When the avalanche on April 18 tore through the group of sherpas, they were hauling gear up the mountain for their foreign clients before dawn. A total number of 16 people died and 3 are seriously injured. Now, Sherpas are clamouring for better death and injury benefits from the Nepalese government which reaps huge revenues from the multi-million dollar climbing industry. A number of expeditions will get cancelled due to the news of this accident, which will further impact the livelihood of Sherpas.
Hopefully the media focus less on the ‘blow to international climbers who have paid large sums for the chance to fullfil their dreams of scaling the world highest peak’ and more on the the conditions of Sherpas without whom it will be impossible plan the climb in the first place. Sherpas, who works as guide and support staff for the climbers, are often the sole breadwinners for their extended families, and face an extremely desperate problem. Most of them would be now struggling to make ends meet in a country mired in poverty made worst by economic and political upheavals in the last decade or so.
“All of us came here to climb and earn. To choose not to climb is a critical decision for us,” Lam Babu Sherpa told AFP as his expedition prepared to leave Everest base camp. “A cancelled season will be hardest on us.” http://www.reuters.com/article/2014/04/27/us-nepal-everest-insight-idUSBREA3Q06720140427
As the climbing business has grown in Nepal, sherpas, an ethnic group thought to be of Tibetan origin from the eastern Himalayas, have become indispensable as guides and porters for expeditions.http://bigstory.ap.org/article/fearing-icefall-everest-dangers-are-clear
Sherpas make 3,000 to $6,000 during the 2 – 3 month long summit season, an extremely lucrative proposition in the region where most earn much less. The community numbers 600, ranging from cooks on Everest to guides and elite ice doctors who fix the ropes and ladders before climbers tackle the peak. http://www.samachar.com/Fresh-safety-violence-fears-on-Mount-Everest-oeylNxebaii.html
This tragic disaster has again put the focus on compensation for the families of injured or killed sherpas, many of whom are forced to rely on the charity of Western climbers despite being key to the industry’s success. The Nepalese government pledged $400 for the families of those killed to cover funeral expenses, an offer rejected by angry sherpas, whose families currently only receive $10,000 in life insurance. Medical coverage is about $3,000, which does not even cover the cost of a single helicopter trip out of base camp for treatment. The disaster underscored the huge risks borne by sherpas who carry food, fix ropes, repair ladders and more to enable climbers to reach the ‘roof of the world’.
Days after the avalanche, Russell Brice, veteran mountaineer and owner of top expedition company Himex, told AFP, “anywhere else in the world, we wouldn’t be climbing across an icefall like this one.” “We do it because it’s Everest,” Brice said.

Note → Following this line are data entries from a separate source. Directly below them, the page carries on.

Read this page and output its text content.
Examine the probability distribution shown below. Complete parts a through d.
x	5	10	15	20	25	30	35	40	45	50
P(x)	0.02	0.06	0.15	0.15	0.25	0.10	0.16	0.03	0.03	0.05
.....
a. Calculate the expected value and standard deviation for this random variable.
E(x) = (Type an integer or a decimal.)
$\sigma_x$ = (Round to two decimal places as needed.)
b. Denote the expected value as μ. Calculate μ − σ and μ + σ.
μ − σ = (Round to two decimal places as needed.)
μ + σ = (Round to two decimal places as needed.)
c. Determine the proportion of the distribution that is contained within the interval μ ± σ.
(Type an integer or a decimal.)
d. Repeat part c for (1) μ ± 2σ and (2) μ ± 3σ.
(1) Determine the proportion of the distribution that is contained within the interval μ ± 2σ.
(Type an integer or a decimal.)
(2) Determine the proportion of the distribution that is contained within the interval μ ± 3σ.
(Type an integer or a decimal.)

At a funeral ceremony in Kathmandu for those killed, one woman, whose husband escaped uninjured from the avalanche, said the shutdown has left her anxious about the months ahead. “The mountain is our livelihood, this is what we do,” said Sarkini Sherpa, whose husband was preparing to leave base camp. “We had hoped he would earn enough this season to pay for our kids’ education in Kathmandu… but now I am very worried, I don’t know how we will pay our bills,” the 40-year-old told AFP.
Ultimately sherpas would have to return to the mountain soon. No matter how terrible this tragedy is and what worst is in store for them in the future, Sherpas do not really have any other option. Life is not fair, the world has always been the play ground of Rich and Powerful and it remains the same even today.